Я представила себе ее лицо — перекошенное злобой, ее сладкий, ядовитый голос, шепчущий Игорю на ухо очередные манипуляции. Она не отстанет. Она будет атаковать через него. Наш «раздел» еще далек от завершения. Выйдя из одной битвы, я чувствовала, что настоящая война еще впереди.
— Знаешь, что? — Иван бросил на меня быстрый взгляд. — Твоя тетушка, как сорняк. Вырвешь один корень, а она прорастает с другой стороны. С ней нельзя на компромиссах. Только тотальная война.
Он был прав. Вера не успокоится. И ее следующий ход будет еще грязнее и подлее. Но теперь я была к этому готова. И я была не одна.
— Тогда будем воевать, — тихо сказала я, чувствуя, как в груди закипает не отчаяние, а холодная решимость. — Но по своим правилам.
Игорь
После сцены Веры с Кирой в нашей квартире я окончательно прозрел. Я не мог понять, как такое могло произойти со мной. У нас с Кирой была замечательная семья, умные заботливые сыновья.

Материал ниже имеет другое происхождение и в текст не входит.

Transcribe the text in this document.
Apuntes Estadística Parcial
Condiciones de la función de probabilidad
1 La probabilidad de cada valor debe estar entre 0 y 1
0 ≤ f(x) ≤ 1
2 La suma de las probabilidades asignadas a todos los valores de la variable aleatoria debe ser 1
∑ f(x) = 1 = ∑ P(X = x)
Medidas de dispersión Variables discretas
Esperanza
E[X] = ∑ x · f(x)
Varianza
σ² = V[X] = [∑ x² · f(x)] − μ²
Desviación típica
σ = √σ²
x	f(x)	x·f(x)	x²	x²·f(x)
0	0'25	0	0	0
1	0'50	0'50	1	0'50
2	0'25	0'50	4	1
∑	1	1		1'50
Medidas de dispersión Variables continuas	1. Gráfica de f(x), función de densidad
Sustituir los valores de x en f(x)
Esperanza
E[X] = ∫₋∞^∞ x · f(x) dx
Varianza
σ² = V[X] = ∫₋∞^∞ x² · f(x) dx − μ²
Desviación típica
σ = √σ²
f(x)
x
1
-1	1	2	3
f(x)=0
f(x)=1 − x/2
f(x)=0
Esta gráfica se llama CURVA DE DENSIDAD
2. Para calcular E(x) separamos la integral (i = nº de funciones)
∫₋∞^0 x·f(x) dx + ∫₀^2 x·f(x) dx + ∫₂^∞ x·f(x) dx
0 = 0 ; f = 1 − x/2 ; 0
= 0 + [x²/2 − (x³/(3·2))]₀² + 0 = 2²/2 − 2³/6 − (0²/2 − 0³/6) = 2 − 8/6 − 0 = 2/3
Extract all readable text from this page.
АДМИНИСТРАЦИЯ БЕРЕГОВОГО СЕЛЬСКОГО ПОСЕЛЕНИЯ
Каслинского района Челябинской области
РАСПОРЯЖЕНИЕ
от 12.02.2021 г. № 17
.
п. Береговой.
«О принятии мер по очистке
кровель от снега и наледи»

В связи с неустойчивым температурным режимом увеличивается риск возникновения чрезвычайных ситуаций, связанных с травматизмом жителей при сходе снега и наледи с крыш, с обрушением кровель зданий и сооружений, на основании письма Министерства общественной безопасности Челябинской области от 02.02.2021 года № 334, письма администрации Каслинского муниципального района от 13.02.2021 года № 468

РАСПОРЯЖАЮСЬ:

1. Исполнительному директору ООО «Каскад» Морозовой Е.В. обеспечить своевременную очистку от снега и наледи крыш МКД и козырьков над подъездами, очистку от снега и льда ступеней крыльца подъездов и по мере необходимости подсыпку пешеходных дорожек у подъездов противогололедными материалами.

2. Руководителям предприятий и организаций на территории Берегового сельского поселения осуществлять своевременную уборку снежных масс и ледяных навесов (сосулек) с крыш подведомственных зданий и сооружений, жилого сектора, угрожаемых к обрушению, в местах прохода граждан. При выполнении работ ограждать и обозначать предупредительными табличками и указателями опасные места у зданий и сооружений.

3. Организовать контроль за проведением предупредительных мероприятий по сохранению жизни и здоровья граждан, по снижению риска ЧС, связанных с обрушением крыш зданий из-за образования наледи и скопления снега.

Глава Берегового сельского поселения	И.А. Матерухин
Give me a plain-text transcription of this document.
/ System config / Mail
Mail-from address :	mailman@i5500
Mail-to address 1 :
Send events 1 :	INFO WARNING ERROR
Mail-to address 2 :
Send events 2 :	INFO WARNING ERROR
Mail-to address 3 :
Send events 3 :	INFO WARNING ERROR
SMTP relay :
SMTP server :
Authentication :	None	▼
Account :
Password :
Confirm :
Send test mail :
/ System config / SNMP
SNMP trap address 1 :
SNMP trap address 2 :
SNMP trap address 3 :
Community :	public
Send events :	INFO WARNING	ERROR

Кира и Вера они же совершенно разные. Кира… где она нашла этого мужика?
После того унизительного спектакля, что устроила Вера с Кирой в моей же квартире, я окончательно прозрел. Сидя, запершись в комнате, я не мог выбросить из головы эту картину: моя бывшая жена и этот… этот загорелый незнакомец, который чувствовал себя здесь хозяином…
А я, как мальчишка, отсиживался за дверью, боясь выйти и встретиться с взглядом Киры. Стыд сжигал меня изнутри, холодный и едкий. И я даже ничего не попытался сделать, чтобы защитить Веру с дочерью.
Как вообще такое могло со мной произойти? Я задавал этот вопрос себе снова и снова… У нас с Кирой была настоящая, крепкая семья. Умные, талантливые сыновья, ради которых мы жили и дышали. Общий дом, который она превращала в уютное гнездо. А теперь? Теперь здесь пахнет чужими духами, а по стенам, как призраки, витают скандалы.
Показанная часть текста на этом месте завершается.